1 (2.4) has no interior steady state and $$E_{0}$$ is GAS in $$\mathbb {R}_{+}^{2}$$.
2 (2.4) has a unique interior steady state $$E^{*}$$ which is GAS in Γ.
3 (2.4) has a unique interior steady state $$E^{*}$$ which is non-hyperbolic. $$W^{s}$$ separates $$\mathbb{R}_{+}^{2}$$ into two positively invariant regions $$R_{1}$$ and $$R_{2}$$ such that $$E_{0}$$ is GAS in $$R_{2}$$ and solutions with initial conditions in $$R_{1}$$ converge to $$E^{*}$$.

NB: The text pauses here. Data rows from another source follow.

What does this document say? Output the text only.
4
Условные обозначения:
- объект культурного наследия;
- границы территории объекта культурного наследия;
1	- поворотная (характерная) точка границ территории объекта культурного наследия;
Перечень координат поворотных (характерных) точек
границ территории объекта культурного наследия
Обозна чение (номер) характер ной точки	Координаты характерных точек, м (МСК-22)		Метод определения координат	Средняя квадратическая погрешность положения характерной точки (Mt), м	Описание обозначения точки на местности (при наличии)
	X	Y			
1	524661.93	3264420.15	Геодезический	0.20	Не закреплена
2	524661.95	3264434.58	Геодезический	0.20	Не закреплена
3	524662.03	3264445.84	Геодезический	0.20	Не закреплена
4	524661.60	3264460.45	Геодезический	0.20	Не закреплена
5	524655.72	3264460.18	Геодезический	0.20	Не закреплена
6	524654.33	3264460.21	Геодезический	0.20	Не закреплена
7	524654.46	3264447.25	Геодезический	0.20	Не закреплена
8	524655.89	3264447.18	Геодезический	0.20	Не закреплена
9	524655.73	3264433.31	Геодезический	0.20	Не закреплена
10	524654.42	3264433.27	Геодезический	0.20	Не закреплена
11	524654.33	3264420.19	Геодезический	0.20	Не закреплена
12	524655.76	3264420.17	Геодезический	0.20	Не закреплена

4 (2.4) has two hyperbolic interior steady states $$E_{1}^{*}$$ and $$E_{2}^{*}$$. $$W_{2}^{s}$$ separates $$\mathbb{R}_{+}^{2}$$ into two positively invariant regions $$R_{1}$$ and $$R_{2}$$ such that $$E_{1}^{*}$$ and $$E_{0}$$ are GAS in $$R_{1}$$ and $$R_{2}$$, respectively.
5 (2.4) has two interior steady states, one is hyperbolic and the other is non-hyperbolic. The global stable manifold of the non-hyperbolic steady state separates $$\mathbb{R}_{+}^{2}$$ into two positively invariant regions $$R_{1}$$ and $$R_{2}$$ such that the other interior steady state is GAS in $$R_{1}$$ and $$E_{0}$$ is GAS in $$R_{2}$$.
6 (2.4) has three interior steady states $$E_{i}^{*}$$, i = 1,2,3. $$W_{2}^{s}$$ separates $$\mathbb{R}_{+}^{2}$$ into two positively invariant regions $$R_{1}$$ and $$R_{2}$$ such that $$E_{1}^{*}$$ and $$E_{3}^{*}$$ are GAS in $$R_{1}$$ and $$R_{2}$$, respectively.